Odp: [tied] Thanatos and Vanth

From: Piotr Gasiorowski
Message: 7607
Date: 2001-06-13

----- Original Message -----
From: Glen Gordon <glengordon01@...>
To: <cybalist@yahoogroups.com>
Sent: Wednesday, June 13, 2001 6:47 AM
Subject: [tied] Thanatos and Vanth


> Yes, indeed. How might we constrain the imagination, so that it
> does not produce mirages like *gWmti- in /basileus/ :) I'm sure
> you realise that I could turn your words against you and ask
> _you_ where the evidence of your interpretation is.
> There isn't an issue with the first half *gWmti-, nor with the
> second half since they both are found in other IE languages as
> you say, however you are still exercising much freedom too.

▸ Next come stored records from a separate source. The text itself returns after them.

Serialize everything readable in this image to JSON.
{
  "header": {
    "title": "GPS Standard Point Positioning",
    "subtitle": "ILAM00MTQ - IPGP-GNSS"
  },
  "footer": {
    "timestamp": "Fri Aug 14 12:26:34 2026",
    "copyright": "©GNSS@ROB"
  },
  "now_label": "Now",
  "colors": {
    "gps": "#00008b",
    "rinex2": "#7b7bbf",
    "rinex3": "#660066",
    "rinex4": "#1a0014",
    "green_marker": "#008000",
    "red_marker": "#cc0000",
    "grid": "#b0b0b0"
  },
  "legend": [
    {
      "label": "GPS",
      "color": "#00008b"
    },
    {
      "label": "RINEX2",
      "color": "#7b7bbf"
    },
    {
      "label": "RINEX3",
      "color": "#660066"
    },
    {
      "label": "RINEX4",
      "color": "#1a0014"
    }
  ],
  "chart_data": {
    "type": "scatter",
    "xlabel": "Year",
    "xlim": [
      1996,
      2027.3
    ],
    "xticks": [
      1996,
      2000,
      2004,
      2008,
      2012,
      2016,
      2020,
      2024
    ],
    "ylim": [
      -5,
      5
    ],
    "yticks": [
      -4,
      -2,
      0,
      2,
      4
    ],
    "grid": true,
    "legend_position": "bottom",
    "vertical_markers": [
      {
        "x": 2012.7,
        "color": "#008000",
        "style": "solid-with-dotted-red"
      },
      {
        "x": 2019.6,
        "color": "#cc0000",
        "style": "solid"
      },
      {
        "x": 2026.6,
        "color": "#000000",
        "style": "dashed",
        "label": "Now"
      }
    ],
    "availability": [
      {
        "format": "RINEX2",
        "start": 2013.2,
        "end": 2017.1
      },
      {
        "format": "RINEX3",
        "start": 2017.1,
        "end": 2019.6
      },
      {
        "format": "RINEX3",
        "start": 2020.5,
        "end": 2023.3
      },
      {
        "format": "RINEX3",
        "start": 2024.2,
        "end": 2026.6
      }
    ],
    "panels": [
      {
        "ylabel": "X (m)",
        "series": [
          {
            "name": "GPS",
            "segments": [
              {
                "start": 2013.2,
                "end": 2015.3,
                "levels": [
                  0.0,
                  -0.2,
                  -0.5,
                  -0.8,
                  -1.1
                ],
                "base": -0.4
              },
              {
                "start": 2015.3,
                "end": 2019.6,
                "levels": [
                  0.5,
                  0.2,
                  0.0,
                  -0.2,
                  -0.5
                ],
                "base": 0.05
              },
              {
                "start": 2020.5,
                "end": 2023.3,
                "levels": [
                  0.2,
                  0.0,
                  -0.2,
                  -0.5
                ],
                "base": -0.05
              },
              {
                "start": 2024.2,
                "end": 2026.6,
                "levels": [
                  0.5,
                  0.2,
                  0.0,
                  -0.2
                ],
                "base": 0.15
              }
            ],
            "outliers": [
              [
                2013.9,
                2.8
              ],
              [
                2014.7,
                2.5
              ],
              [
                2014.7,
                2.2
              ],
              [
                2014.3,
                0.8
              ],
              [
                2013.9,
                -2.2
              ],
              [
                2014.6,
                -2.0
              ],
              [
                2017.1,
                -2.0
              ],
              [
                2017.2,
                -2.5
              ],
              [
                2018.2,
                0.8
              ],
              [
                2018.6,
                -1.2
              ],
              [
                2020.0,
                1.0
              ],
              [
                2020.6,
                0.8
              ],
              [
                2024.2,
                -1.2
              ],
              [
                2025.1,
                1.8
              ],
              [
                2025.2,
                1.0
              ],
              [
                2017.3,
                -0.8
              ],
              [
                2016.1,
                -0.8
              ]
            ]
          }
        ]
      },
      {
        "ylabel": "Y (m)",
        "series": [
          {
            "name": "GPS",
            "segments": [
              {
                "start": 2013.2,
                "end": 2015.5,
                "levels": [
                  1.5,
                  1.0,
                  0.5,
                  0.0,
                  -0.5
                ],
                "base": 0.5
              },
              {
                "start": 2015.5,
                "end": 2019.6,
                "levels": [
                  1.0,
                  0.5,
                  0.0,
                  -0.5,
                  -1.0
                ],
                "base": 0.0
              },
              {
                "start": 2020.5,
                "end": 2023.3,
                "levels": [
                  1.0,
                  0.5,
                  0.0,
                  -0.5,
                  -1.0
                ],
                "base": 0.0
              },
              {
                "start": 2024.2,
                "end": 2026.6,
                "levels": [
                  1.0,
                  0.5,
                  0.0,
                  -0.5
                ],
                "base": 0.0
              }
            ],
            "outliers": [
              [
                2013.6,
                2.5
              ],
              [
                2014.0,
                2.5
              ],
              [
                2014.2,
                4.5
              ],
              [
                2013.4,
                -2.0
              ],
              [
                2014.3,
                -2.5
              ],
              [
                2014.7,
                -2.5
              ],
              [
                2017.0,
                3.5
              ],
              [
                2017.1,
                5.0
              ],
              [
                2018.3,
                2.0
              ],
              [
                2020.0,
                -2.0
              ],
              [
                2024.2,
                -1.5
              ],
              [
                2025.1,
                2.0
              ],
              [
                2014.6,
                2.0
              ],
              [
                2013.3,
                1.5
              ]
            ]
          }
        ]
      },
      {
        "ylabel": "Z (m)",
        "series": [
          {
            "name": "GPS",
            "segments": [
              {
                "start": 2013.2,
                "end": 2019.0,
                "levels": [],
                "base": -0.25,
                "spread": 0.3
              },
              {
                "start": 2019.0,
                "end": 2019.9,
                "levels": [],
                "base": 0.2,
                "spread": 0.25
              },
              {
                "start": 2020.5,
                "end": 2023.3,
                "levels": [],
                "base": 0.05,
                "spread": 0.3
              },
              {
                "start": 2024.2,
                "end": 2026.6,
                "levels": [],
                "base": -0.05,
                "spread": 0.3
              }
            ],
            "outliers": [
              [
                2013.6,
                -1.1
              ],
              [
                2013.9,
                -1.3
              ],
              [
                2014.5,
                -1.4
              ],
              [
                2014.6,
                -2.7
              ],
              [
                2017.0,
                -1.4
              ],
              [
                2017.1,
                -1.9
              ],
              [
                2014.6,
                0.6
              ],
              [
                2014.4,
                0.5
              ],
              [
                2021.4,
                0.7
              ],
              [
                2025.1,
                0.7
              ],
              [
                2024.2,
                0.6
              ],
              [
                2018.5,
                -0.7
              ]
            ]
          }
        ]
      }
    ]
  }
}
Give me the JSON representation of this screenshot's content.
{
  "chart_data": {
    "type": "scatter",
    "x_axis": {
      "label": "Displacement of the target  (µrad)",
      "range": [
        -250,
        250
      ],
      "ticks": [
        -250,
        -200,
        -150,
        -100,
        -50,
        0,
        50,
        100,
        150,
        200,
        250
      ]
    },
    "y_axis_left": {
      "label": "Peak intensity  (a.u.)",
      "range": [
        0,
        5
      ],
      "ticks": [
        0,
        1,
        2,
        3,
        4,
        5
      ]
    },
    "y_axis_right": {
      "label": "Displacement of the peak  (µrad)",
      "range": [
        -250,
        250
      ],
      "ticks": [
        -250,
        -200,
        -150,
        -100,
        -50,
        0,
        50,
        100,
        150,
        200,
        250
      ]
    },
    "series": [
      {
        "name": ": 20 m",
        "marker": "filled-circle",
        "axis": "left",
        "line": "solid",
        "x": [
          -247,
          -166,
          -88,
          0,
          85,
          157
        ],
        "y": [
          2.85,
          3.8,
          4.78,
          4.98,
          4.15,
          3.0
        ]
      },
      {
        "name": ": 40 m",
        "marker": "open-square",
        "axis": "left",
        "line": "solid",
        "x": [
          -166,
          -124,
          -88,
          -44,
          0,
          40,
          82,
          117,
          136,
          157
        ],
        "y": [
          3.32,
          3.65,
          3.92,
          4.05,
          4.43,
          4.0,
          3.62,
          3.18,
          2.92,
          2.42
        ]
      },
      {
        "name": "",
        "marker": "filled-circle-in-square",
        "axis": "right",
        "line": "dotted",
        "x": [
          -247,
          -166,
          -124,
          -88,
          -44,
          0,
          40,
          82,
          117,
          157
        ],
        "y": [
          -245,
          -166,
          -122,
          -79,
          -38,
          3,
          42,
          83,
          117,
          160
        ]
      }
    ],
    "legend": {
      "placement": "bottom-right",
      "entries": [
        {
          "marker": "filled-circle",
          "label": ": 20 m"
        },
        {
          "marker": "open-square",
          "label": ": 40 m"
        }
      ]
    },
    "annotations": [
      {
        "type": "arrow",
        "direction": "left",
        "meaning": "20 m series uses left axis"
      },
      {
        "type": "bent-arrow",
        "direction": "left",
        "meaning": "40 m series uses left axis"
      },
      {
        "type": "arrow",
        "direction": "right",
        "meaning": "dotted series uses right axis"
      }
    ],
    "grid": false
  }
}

I my evidence were better I'd be busy writing an article about it. It goes
without saying that things discussed on an informal forum like Cybalist are
often insufficiently documented, tentative guesses. Still, elementary
critical standards should be observed if we are to learn anything from these
discussions (which is the whole point, isn't it?). Of course I don't mind if
my own proposals are evaluated according to the same criteria and rejected
if they deserve it :)

> We don't see this particular compound outside of Hellenic and
> syllabic *m isn't really attested but rather implied from -a-.
> Any underlying IE form could just as well have a syllabic *n,
> *a or *x (*H2).

Not "just as well", since only *gWm-ti is actually attested in a few
different branches (Indo-Iranian and Baltic between them rule out the rest)

> >[...] one would expect >anything like *Tvante, *Thvante
> >or *Tvanthe for Thw√°natos (with
> >the etymological digamma still there!).
>
> Or even *Pvante, *Phvance, *Catha or *Niphu, perhaps. Uh-hmm...
> shouldn't you be heeding your words above. I still don't see any
> initial dental of any kind in the name Vanth, nor could it be
> accomplished by any process I know of in Etruscan or pre-Etruscan
> but I suppose the following fix is supposed to explain that...

I actually predict that Greek thwanatos (the digamma lived long in the
non-Attic/Ionic dialects) would have become Etruscan *TvanTe where either T
= orthographic <t> or <th> -- no less, no more. It is a well-constrained
down-to-earth prediction, based on what is known about the structure of
Greek loans in Etruscan.


> Something tells me that /thui/ or /thuves/ might be relevant.
> I presume you are speaking of a reconstructable pre-Etruscan.
> If there was any such constraint in pre-Etruscan, one should
> still expect *Tuvanth or even *Tanth, if labial phonemes truely
> made early Etruscan ears bleed so much. There is still no process
> aside from mythical analogy that could have caused an abnormal
> loss of *t-, nor is there another case of such a phenomenon
> (or is there?). Second of all, is Vanth even spelled any other
> way such as *Vanath, *Vanathe, or the like? While you are
> (as I am) positing a missing second *a and final vowel
> without direct evidence, the missing *t really throws this all
> over the edge.

The loss of *t- is not arbitrary or abnormal if Etruscan did not allow
initial tv-. Stops are quite commonly lost before sonorants by way of
cluster simplification -- English kn-, gn- > n-, Latin *dj- > j- (as in
Iovis, Iuppiter).

> In all, I think this means that your *Tvanth is just as weak and
> unsubstantiable as my Tyrrhenian *wenakte and that you are
> committing all the evil sins that I am :P Gives a whole new
> meaning to Devil's Advocate.

"Weak", yes; but not "just as weak". I agree that it is vulnerable on the
formal side, but at least I compare like with like -- Thanatos and Vanth,
two deities with identical functions and attributes, and my argument does
not require a series of conjectural semantic shifts.